Round Table with Oscar
April 4, 2017
A fallen struggle

Hal Draper dedicated one of his books on Karl Marx to ‘those who sow but will not reap.’I share Draper’s admiration for those persons who are tireless in their lifework of struggle and change making, but know that their goal is not an immediate or personal triumph. They put their utmost into powering through their leg of the relay, although they are not assured that they will see the end of the race. I know some fallen comrades who have blessed our path with such lives, some significant names that echo in halls of fame and some who seemed insignificant and have passed on as if they had never been. In the Christian tradition, they are christened ‘the salt of the earth’. In my own biography, they surround me as a crowd of supporters, inspiring my threadbare muscles and straying eyes with the mandate that we shared, the journey we planned. A symbolic roll call of those I am indebted to and am powered by includes Walter, Alfie, Philip, Buzz, Pauline, Marlene, Earlene, Solo, Santana, and Caspar.

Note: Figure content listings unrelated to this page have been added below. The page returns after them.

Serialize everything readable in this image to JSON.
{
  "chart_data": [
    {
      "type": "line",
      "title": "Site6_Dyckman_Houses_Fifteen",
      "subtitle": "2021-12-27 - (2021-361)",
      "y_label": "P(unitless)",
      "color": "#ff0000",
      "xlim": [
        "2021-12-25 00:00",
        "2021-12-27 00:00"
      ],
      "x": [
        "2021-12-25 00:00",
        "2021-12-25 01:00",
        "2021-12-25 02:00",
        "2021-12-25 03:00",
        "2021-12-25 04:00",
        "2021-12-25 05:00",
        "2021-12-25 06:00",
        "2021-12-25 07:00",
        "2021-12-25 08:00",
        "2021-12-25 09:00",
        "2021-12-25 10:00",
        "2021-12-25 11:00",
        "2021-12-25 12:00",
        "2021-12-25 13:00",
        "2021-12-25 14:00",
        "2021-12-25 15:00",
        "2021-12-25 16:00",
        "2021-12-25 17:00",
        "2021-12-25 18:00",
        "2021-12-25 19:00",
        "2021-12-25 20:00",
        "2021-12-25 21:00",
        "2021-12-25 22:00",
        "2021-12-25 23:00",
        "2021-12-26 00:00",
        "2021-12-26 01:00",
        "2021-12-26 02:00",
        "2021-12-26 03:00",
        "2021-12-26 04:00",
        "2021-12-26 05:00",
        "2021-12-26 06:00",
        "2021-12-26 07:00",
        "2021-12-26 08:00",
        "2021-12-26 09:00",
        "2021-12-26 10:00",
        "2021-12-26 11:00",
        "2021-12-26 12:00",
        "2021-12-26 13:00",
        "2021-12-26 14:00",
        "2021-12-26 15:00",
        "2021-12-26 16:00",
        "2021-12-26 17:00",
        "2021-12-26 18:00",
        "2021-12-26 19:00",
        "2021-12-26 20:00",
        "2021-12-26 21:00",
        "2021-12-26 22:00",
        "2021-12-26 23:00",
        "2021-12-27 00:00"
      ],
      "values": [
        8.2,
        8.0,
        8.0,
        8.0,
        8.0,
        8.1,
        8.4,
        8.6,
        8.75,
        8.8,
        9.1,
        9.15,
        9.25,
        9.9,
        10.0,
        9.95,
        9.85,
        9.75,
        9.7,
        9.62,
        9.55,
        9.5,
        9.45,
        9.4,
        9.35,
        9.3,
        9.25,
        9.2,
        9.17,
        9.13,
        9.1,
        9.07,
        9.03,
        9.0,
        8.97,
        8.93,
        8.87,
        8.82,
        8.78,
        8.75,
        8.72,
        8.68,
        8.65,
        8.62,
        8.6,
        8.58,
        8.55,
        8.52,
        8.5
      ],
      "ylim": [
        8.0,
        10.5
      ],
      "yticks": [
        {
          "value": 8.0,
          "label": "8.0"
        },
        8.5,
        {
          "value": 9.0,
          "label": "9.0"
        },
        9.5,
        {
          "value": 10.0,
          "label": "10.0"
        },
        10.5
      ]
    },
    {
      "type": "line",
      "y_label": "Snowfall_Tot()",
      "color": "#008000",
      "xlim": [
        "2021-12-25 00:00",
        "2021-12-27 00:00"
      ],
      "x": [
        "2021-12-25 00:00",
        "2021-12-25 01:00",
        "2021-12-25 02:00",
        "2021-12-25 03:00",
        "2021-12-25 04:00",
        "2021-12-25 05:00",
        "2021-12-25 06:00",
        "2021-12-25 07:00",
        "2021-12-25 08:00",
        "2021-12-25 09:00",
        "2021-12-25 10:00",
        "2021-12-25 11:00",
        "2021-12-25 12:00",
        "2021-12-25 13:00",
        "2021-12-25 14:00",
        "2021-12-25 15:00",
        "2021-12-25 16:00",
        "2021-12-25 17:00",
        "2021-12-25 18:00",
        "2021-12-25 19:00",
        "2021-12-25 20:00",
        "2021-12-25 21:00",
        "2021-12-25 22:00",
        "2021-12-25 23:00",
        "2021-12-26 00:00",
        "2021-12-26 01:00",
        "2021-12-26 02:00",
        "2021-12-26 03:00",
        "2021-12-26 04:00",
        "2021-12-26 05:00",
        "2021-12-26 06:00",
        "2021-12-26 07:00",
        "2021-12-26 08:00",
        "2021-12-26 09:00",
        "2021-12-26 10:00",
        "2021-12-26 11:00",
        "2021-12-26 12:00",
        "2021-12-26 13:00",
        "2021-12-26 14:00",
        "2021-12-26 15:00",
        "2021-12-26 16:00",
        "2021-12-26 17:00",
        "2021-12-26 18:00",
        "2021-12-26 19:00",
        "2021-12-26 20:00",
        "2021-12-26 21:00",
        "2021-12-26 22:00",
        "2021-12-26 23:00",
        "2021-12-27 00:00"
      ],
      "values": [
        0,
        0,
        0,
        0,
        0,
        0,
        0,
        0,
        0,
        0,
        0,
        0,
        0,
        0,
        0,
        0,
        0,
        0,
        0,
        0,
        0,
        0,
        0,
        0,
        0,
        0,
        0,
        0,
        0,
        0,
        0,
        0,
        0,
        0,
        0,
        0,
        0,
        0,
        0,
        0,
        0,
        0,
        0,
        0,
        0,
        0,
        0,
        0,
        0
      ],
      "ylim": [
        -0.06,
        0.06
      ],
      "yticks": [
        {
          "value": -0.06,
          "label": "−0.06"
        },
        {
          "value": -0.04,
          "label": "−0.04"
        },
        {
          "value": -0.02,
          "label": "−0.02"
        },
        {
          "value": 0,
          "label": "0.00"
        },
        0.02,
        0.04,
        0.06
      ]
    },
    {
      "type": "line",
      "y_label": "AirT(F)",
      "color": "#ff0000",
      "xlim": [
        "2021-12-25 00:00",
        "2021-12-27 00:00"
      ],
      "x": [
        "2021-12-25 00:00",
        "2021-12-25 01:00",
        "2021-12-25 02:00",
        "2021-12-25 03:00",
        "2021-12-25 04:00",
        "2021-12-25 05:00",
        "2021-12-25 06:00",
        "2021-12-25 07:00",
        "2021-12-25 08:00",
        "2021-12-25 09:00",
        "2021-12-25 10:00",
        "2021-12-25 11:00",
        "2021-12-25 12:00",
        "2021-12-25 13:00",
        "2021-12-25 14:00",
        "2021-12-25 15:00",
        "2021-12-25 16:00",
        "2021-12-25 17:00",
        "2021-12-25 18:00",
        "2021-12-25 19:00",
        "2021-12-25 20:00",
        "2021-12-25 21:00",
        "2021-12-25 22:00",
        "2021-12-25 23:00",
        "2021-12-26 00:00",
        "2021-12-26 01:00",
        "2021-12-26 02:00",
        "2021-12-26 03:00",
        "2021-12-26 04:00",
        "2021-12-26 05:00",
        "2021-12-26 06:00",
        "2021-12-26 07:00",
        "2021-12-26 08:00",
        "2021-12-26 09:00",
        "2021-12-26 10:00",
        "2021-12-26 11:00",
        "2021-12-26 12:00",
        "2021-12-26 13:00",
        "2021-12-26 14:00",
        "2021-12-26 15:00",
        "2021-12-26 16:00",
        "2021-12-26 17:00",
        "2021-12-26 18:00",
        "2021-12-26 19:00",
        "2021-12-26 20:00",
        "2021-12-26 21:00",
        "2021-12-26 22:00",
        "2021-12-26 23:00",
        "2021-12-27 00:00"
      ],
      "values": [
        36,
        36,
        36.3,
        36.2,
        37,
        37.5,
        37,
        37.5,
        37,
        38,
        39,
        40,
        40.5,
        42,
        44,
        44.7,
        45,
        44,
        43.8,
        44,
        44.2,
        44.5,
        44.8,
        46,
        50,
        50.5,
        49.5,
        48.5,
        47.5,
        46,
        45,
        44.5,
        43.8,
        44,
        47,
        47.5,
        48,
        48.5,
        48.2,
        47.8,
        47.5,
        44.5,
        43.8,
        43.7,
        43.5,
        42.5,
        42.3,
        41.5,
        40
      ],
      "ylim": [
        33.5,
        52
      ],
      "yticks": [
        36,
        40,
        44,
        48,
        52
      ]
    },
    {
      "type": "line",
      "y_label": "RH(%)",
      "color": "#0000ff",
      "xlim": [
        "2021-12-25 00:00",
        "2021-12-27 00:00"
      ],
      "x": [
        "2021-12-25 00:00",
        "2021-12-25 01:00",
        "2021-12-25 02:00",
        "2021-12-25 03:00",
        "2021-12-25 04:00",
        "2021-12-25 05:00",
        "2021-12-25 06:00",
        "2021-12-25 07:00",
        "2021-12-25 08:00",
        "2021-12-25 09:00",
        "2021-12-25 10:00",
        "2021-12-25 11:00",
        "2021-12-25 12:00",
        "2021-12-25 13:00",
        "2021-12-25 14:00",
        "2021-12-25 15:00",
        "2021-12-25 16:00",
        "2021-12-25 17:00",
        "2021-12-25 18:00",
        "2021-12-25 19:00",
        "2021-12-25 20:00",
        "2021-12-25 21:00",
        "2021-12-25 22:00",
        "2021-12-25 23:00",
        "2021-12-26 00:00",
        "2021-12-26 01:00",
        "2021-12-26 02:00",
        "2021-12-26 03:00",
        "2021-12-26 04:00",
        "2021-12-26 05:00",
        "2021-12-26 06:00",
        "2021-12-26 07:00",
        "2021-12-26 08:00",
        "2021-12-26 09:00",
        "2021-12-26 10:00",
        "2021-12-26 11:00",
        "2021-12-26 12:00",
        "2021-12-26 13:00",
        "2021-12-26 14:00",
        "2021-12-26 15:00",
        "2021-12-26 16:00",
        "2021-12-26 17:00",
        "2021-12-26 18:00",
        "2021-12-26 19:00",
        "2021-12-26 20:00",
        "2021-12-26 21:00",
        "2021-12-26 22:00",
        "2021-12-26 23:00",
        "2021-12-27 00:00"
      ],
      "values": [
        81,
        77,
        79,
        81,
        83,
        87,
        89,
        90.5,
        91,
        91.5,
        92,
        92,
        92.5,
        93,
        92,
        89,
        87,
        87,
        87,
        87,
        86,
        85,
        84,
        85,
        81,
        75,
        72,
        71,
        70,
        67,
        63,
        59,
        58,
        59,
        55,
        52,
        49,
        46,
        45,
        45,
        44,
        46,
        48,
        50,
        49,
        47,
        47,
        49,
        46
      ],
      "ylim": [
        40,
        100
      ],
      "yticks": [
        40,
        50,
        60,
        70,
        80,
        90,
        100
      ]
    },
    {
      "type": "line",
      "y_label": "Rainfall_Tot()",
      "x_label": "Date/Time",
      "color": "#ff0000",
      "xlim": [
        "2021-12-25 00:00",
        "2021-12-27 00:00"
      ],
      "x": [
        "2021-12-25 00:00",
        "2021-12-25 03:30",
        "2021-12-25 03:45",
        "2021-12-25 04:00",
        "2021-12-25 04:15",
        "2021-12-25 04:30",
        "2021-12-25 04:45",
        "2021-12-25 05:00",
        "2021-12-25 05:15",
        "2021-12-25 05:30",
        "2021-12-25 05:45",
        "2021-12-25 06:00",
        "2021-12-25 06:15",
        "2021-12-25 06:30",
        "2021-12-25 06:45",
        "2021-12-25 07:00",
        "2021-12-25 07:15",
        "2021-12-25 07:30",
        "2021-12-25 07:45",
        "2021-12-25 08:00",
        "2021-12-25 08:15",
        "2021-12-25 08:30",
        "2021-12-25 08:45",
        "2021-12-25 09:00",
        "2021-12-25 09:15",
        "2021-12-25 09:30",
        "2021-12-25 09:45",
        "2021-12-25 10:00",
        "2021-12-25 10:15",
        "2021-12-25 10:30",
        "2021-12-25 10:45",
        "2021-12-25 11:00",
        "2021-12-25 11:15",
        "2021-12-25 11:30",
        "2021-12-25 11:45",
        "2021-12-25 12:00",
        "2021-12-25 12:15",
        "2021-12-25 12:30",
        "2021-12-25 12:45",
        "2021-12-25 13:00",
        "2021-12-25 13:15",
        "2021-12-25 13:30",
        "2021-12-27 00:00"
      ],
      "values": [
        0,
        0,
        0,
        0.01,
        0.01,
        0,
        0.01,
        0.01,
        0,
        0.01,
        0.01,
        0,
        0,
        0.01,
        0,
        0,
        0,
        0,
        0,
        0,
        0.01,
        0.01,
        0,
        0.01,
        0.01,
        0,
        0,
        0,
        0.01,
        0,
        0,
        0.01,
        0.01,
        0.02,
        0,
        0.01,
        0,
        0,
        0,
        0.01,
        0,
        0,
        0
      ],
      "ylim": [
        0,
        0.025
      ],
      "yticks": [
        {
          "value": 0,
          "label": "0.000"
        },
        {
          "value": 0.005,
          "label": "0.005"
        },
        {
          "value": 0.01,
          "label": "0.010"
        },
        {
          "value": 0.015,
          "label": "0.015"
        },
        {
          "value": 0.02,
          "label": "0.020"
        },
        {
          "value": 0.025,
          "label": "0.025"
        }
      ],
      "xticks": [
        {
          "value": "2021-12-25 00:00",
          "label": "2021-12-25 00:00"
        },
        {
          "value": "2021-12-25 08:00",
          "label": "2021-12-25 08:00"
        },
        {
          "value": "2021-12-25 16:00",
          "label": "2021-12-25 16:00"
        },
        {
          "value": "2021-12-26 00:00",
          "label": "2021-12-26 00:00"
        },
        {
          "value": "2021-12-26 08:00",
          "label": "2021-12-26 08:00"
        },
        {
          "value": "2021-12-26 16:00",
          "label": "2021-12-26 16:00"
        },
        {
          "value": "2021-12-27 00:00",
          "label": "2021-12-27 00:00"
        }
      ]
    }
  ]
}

THE STRUGGLE, FELLED AND FALLEN

The idea of living in a society so organized that “the development of each person is the condition for the development of all” is a compelling ideal. This promise of all-embracing development stands in stark and brilliant contrast to the persisting, ugly, unequal development that surrounds the world we know. It is therefore no wonder that this vision of shared fulfillment, which the German Karl Marx proposed, caught fire in people’s hearts. When my daughter was born, it was a season of lyrical excitement. In many sections of the region, the air was a pregnant balloon. In the towns, in the countrysides, young people and their parents too were persuaded that a different world was necessary; black consciousness groups and Rastafarians were chanting and educating the community on African identity and dreams; first nation indigenous leaders were affirming their right to a voice at the table; working class politics became self-organized and aggressive; women stood up for themselves in the streets, church leaders confessed and repudiated their colonial enslavement, and a layer, a sector of the educated, toyed with ‘class suicide’ and revolutionary leadership, coalescing in a timely political party. In Grenada, a vicious government was overthrown and in SVG, militants on Union Island, longing for change, rose up in armed revolt against the 1979 elections results.

The region was in the grip of a wave of hope and moral mobilization, struggling to create a way to bring organization and policy together. A people, very pregnant with long delayed dreams, needed the steady hands of a wise and sensitive midwife to help born our second major emancipation,

That period was a time when the word ‘communist’ was like a death sentence when attached to a person or group, and many communist and socialist formations did govern themselves indecently. Grenada and the Soviet Union, in different ways, did handle the socialist vision and challenge unworthily. I attempted to portray the character of a communist in lines such as these 30 years ago:

No, I am not a communist,

Not yet,

But one day…

When I’ll have my neighbour

Reigning in my heart

Alongside myself, then

I will be a communist.

TODAY AND TOMORROW

Nowadays, the goals that we learn to set hardly stretch further than our lifespan or beyond the offspring of our loins. The image of a relay race where others whom we do not know will receive from us and pass to yet others the future we are making, seems nonsensical to most. In cultivating the realm where the development of the poor make possible the redevelopment of all, what you sow, another generation will irrigate and further comrades will mould and harvest.